Mother’s Watch

She’d never close her eyes to sleep till we were all in bed,

And on party nights till we come home she often sat and read.

We little thought about it then, for we were young they say,

Just how much mama worried when we children were away.

We only knew she never slept, and when we were out at night,

That she waited just to know we'd all come home alright.

For sometimes when we'd stay away till one or two or three

It seemed to us that mama heard the turnin' of the key.

For always when we'd step aside she'd call and we'd reply;

But we were all too young back then to understand the reason why.

Until the last one had returned she'd always keep a light,

For mama couldn't sleep until she kissed us all goodnight.

She had to know that we were safe before she went to rest,

She seemed to fear that the world might harm the ones that she loved the best;

And once she said "when you are grown to women and to men,

Perhaps I'll sleep the whole night through, I may be different then."

And so it seemed that night and day we knew a mother's care,

That always when we got back home we'd find her waitin' there.

Then came the night when we were called to gather 'round her bed

"The children are all with you now," the kindly doctor said.

And in her eyes there gleamed again that old time tender light

That told that she'd just been waiting to know we were alright.

She smiled that old familiar smile and prayed to God to keep

Her children safe from harm throughout the years, and then she went to sleep.

Let every day be mother’s Day

Let every day be Mother’s Day! Make roses grow along her way And beauty everywhere. Oh, never let her eyes be wet With tears of sorrow or regret, And never cease to care! Come, grown up children, and rejoice That you can hear your mother’s voice!

A day for her! For you she gave Long years of love and service brave; For you her youth was spent. There was no weight of hurt or care Too heavy for her strength to bear; She followed where you went; Her courage and her love sublime You could depend on all the time.

No day or night she set apart On which to open wide her heart And welcome you within; There was no hour you would not be First in her thought and memory, Though you were black as sin! Though skies were gray or skies were blue Not once has she forgotten you.

Let every day be Mother’s Day! With love and roses strew her way, And smiles of joy and pride!
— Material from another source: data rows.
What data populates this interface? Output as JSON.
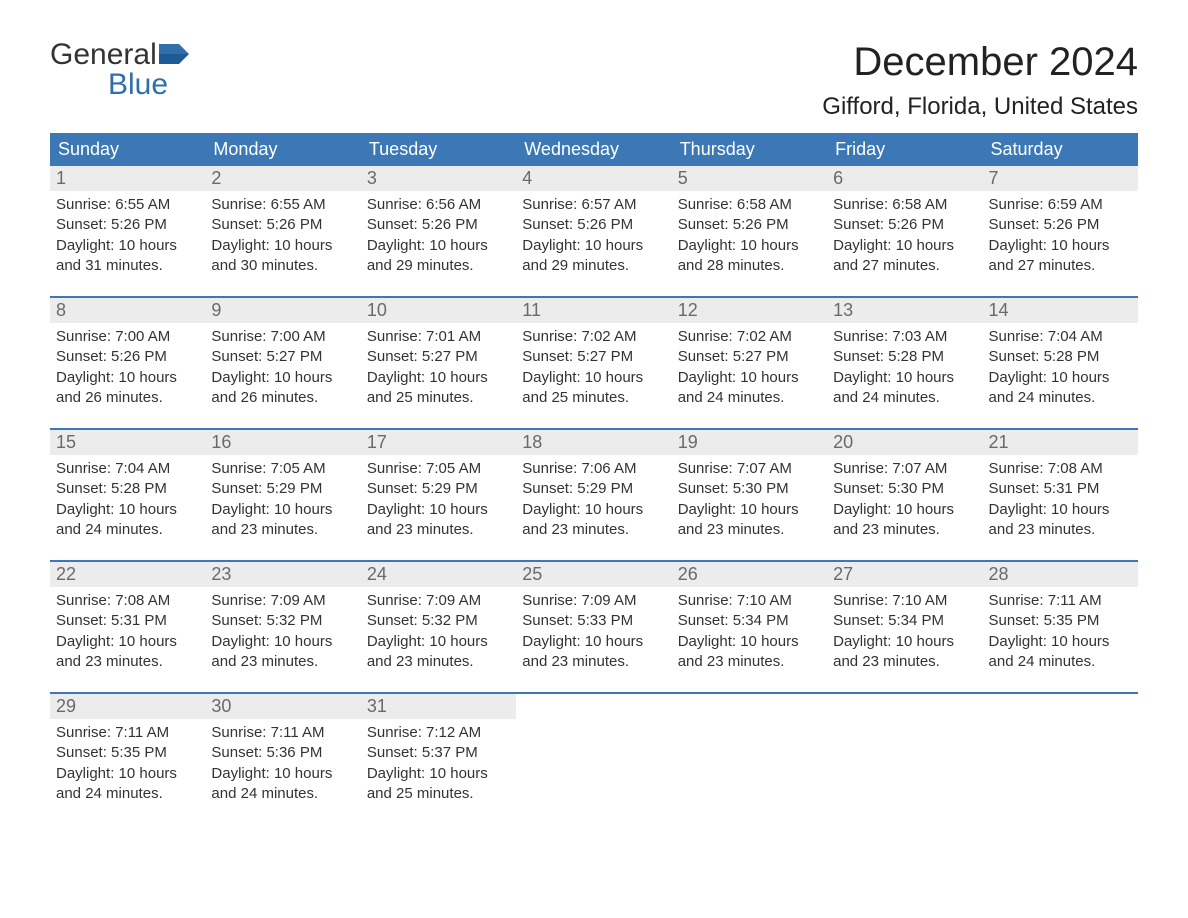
{
  "logo": {
    "top": "General",
    "bottom": "Blue"
  },
  "title": "December 2024",
  "location": "Gifford, Florida, United States",
  "colors": {
    "header_bg": "#3b78b5",
    "header_fg": "#ffffff",
    "daynum_bg": "#ececec",
    "daynum_fg": "#6a6a6a",
    "logo_blue": "#2f6fab"
  },
  "weekdays": [
    "Sunday",
    "Monday",
    "Tuesday",
    "Wednesday",
    "Thursday",
    "Friday",
    "Saturday"
  ],
  "weeks": [
    [
      {
        "n": "1",
        "sr": "6:55 AM",
        "ss": "5:26 PM",
        "dl": "10 hours and 31 minutes."
      },
      {
        "n": "2",
        "sr": "6:55 AM",
        "ss": "5:26 PM",
        "dl": "10 hours and 30 minutes."
      },
      {
        "n": "3",
        "sr": "6:56 AM",
        "ss": "5:26 PM",
        "dl": "10 hours and 29 minutes."
      },
      {
        "n": "4",
        "sr": "6:57 AM",
        "ss": "5:26 PM",
        "dl": "10 hours and 29 minutes."
      },
      {
        "n": "5",
        "sr": "6:58 AM",
        "ss": "5:26 PM",
        "dl": "10 hours and 28 minutes."
      },
      {
        "n": "6",
        "sr": "6:58 AM",
        "ss": "5:26 PM",
        "dl": "10 hours and 27 minutes."
      },
      {
        "n": "7",
        "sr": "6:59 AM",
        "ss": "5:26 PM",
        "dl": "10 hours and 27 minutes."
      }
    ],
    [
      {
        "n": "8",
        "sr": "7:00 AM",
        "ss": "5:26 PM",
        "dl": "10 hours and 26 minutes."
      },
      {
        "n": "9",
        "sr": "7:00 AM",
        "ss": "5:27 PM",
        "dl": "10 hours and 26 minutes."
      },
      {
        "n": "10",
        "sr": "7:01 AM",
        "ss": "5:27 PM",
        "dl": "10 hours and 25 minutes."
      },
      {
        "n": "11",
        "sr": "7:02 AM",
        "ss": "5:27 PM",
        "dl": "10 hours and 25 minutes."
      },
      {
        "n": "12",
        "sr": "7:02 AM",
        "ss": "5:27 PM",
        "dl": "10 hours and 24 minutes."
      },
      {
        "n": "13",
        "sr": "7:03 AM",
        "ss": "5:28 PM",
        "dl": "10 hours and 24 minutes."
      },
      {
        "n": "14",
        "sr": "7:04 AM",
        "ss": "5:28 PM",
        "dl": "10 hours and 24 minutes."
      }
    ],
    [
      {
        "n": "15",
        "sr": "7:04 AM",
        "ss": "5:28 PM",
        "dl": "10 hours and 24 minutes."
      },
      {
        "n": "16",
        "sr": "7:05 AM",
        "ss": "5:29 PM",
        "dl": "10 hours and 23 minutes."
      },
      {
        "n": "17",
        "sr": "7:05 AM",
        "ss": "5:29 PM",
        "dl": "10 hours and 23 minutes."
      },
      {
        "n": "18",
        "sr": "7:06 AM",
        "ss": "5:29 PM",
        "dl": "10 hours and 23 minutes."
      },
      {
        "n": "19",
        "sr": "7:07 AM",
        "ss": "5:30 PM",
        "dl": "10 hours and 23 minutes."
      },
      {
        "n": "20",
        "sr": "7:07 AM",
        "ss": "5:30 PM",
        "dl": "10 hours and 23 minutes."
      },
      {
        "n": "21",
        "sr": "7:08 AM",
        "ss": "5:31 PM",
        "dl": "10 hours and 23 minutes."
      }
    ],
    [
      {
        "n": "22",
        "sr": "7:08 AM",
        "ss": "5:31 PM",
        "dl": "10 hours and 23 minutes."
      },
      {
        "n": "23",
        "sr": "7:09 AM",
        "ss": "5:32 PM",
        "dl": "10 hours and 23 minutes."
      },
      {
        "n": "24",
        "sr": "7:09 AM",
        "ss": "5:32 PM",
        "dl": "10 hours and 23 minutes."
      },
      {
        "n": "25",
        "sr": "7:09 AM",
        "ss": "5:33 PM",
        "dl": "10 hours and 23 minutes."
      },
      {
        "n": "26",
        "sr": "7:10 AM",
        "ss": "5:34 PM",
        "dl": "10 hours and 23 minutes."
      },
      {
        "n": "27",
        "sr": "7:10 AM",
        "ss": "5:34 PM",
        "dl": "10 hours and 23 minutes."
      },
      {
        "n": "28",
        "sr": "7:11 AM",
        "ss": "5:35 PM",
        "dl": "10 hours and 24 minutes."
      }
    ],
    [
      {
        "n": "29",
        "sr": "7:11 AM",
        "ss": "5:35 PM",
        "dl": "10 hours and 24 minutes."
      },
      {
        "n": "30",
        "sr": "7:11 AM",
        "ss": "5:36 PM",
        "dl": "10 hours and 24 minutes."
      },
      {
        "n": "31",
        "sr": "7:12 AM",
        "ss": "5:37 PM",
        "dl": "10 hours and 25 minutes."
      },
      null,
      null,
      null,
      null
    ]
  ],
  "labels": {
    "sunrise": "Sunrise: ",
    "sunset": "Sunset: ",
    "daylight": "Daylight: "
  }
}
Come, grown up children, to the knee Where long ago you used to be And never turn aside; Oh, never let her eyes grow wet With tears, because her babes forget.

The Rough Little Rascal

A smudge on his nose and a smear on his cheek And knees that might not have been washed in a week; A bump on his forehead, a scar on his lip, A relic of many a tumble and trip: A rough little, tough little rascal, but sweet, Is he that each evening I'm eager to meet.
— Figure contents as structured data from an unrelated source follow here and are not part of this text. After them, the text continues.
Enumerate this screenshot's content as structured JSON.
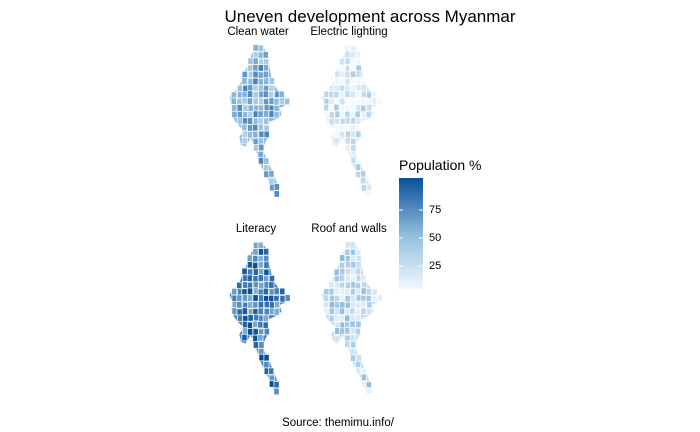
{
  "title": "Uneven development across Myanmar",
  "source": "Source: themimu.info/",
  "panels": [
    {
      "name": "Clean water",
      "level": 0.55
    },
    {
      "name": "Electric lighting",
      "level": 0.15
    },
    {
      "name": "Literacy",
      "level": 0.78
    },
    {
      "name": "Roof and walls",
      "level": 0.28
    }
  ],
  "legend": {
    "title": "Population %",
    "ticks": [
      "25",
      "50",
      "75"
    ],
    "range": [
      0,
      100
    ],
    "color_low": "#f7fbff",
    "color_high": "#08519c"
  },
  "chart_data": {
    "type": "choropleth",
    "title": "Uneven development across Myanmar",
    "facets": [
      "Clean water",
      "Electric lighting",
      "Literacy",
      "Roof and walls"
    ],
    "fill_variable": "Population %",
    "scale_ticks": [
      25,
      50,
      75
    ],
    "scale_range": [
      0,
      100
    ],
    "caption": "Source: themimu.info/"
  }
}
A brow that is beady with jewels of sweat; A face that's as black as a visage can get; A suit that at noon was a garment of white, Now one that his mother declares is a fright: A fun-loving, sun-loving rascal, and fine, Is he that comes placing his black fist in mine.

A crop of brown hair that is tousled and tossed; A waist from which two of the buttons are lost; A smile that shines out through the dirt and the grime, And eyes that are flashing delight all the time: All these are the joys that I'm eager to meet And look for the moment I get to my street.

A-E note: Agnes M. Batte of Arkport found the first Edgar A. Guest poem on a yellowed sheet of newsprint from the 1930s among her mother’s memorabilia. Mother’s Watch lead to the next two, all appropriate for Mothers’ Day. Guest was known as the “People’s Poet” who wrote thousands of similar works.